Tottenham’s Harry Kane was a revelation last season and he’s just one of nine home-grown academy players to have made the jump to the first team in the last five years – the joint highest total of players to have been produced and nurtured by a Premier League club (based on players joining club before 18th birthday.) Unsurprisingly, it’s Southampton and Arsenal’s academies which join Tottenham with nine players to have made first team appearances based on these statistics. Chelsea have given league starts to 6 players who joined their academy before their 18th birthday whilst Liverpool gave out 5 and Premier League leaders, Leicester City, gave out 4. Manchester City have only named one player, Kelechi Iheanacho, who scored a 90th minute winner against Crystal Palace, whilst local rivals, Manchester United have given starts to 8 players. *Stats produced by Sky Sports, Nov 2015.*
Elsewhere in England’s capital city, Chelsea currently have 18 players aged 21 or under out on loan, with the majority of those practising their trade in foreign countries. Romelu Lukaku, Victor Moses and Kevin De Bruyne were the last of Chelsea’s academy stars to make the break through, although they failed to notch up more than 50 league starts between them for the Blues. Despite only making one start in the Premier League for Chelsea, Lukaku, since leaving Stamford Bridge, has gone on to score well over 50 Premier League goals, becoming just the fifth player in history to achieve the feat by the age of 21 and only Cristiano Ronaldo can share that achievement as a foreigner.

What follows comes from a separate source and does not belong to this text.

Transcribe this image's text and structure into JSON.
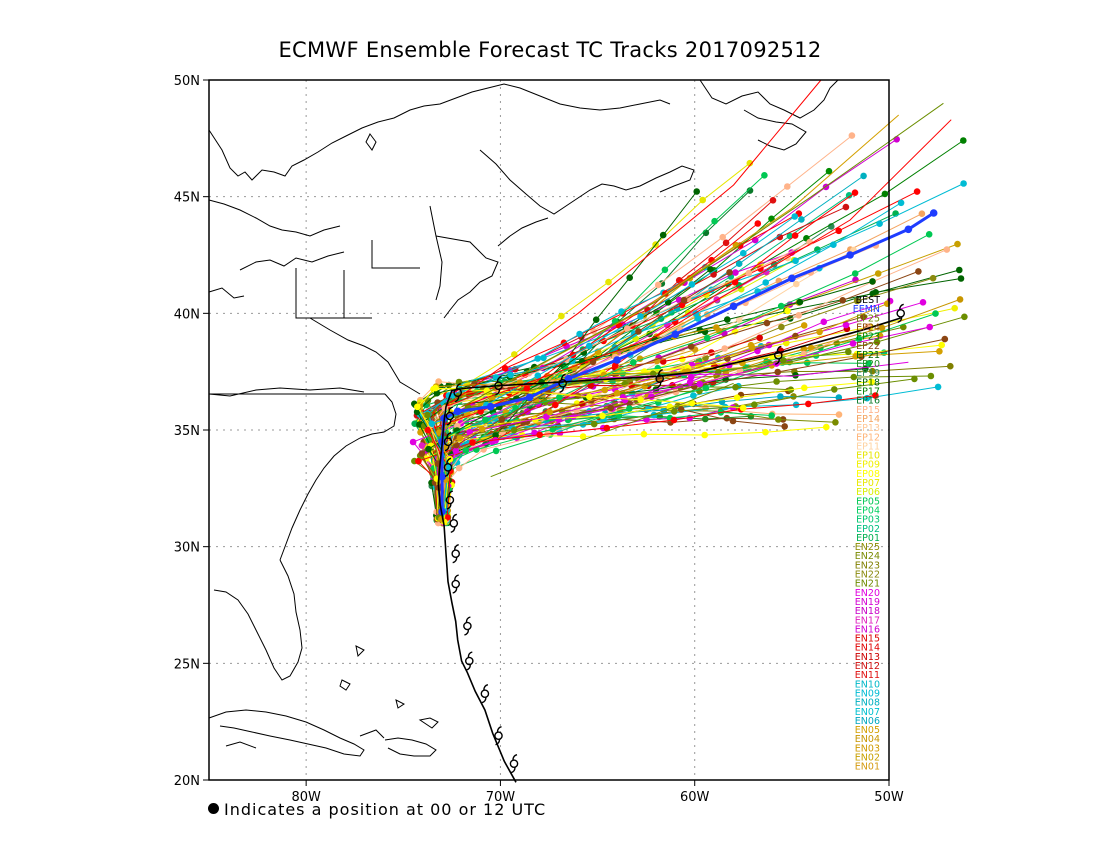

Manchester City’s recent investment saw the club executives pour millions of pounds into the facilities, encouraging youngsters to make the switch to Manchester. Like their rivals, Manchester United have recently revealed plans to invest in their own academy, as well as plans to expand training grounds and improve communications with the academy and first team staff. Although these are signs the top clubs have recognised the need to look to their own, has it come too late?
Since 2010, the last five champions of England have fielded just 16 of their own home-grown youth – opting to spend big money on foreign players and loan their youngsters to the lower leagues of English football or to other clubs in Europe. Manchester City, Chelsea and Manchester United have led the way in neglect, and the rest of England’s clubs seem to have followed suit. The number of home-grown players to have made more than ten first team appearances in the league has dropped dramatically since 2000. In 2015, just 44 youngsters who had been involved in club academies since the age of 17, made more than 10 league appearances out of all 20 clubs in the Premier League. Just one player did so from Chelsea’s league-winning squad.
If England want to compete on the international stage, and if the Premier League’s top clubs want to continue to push on in European competitions, they must start looking to their own academies to embed their philosophy. Jurgen Klopp, Ronald Koeman and Pep Guardiola’s arrival in the Premier League could see these changes made but fans will hope there are more than just these managers that will have faith in their youngsters. There’s nothing more satisfying than seeing one of your own make it to the top and Manchester City’s hopes will lie in Pep Guardiola to achieve just that.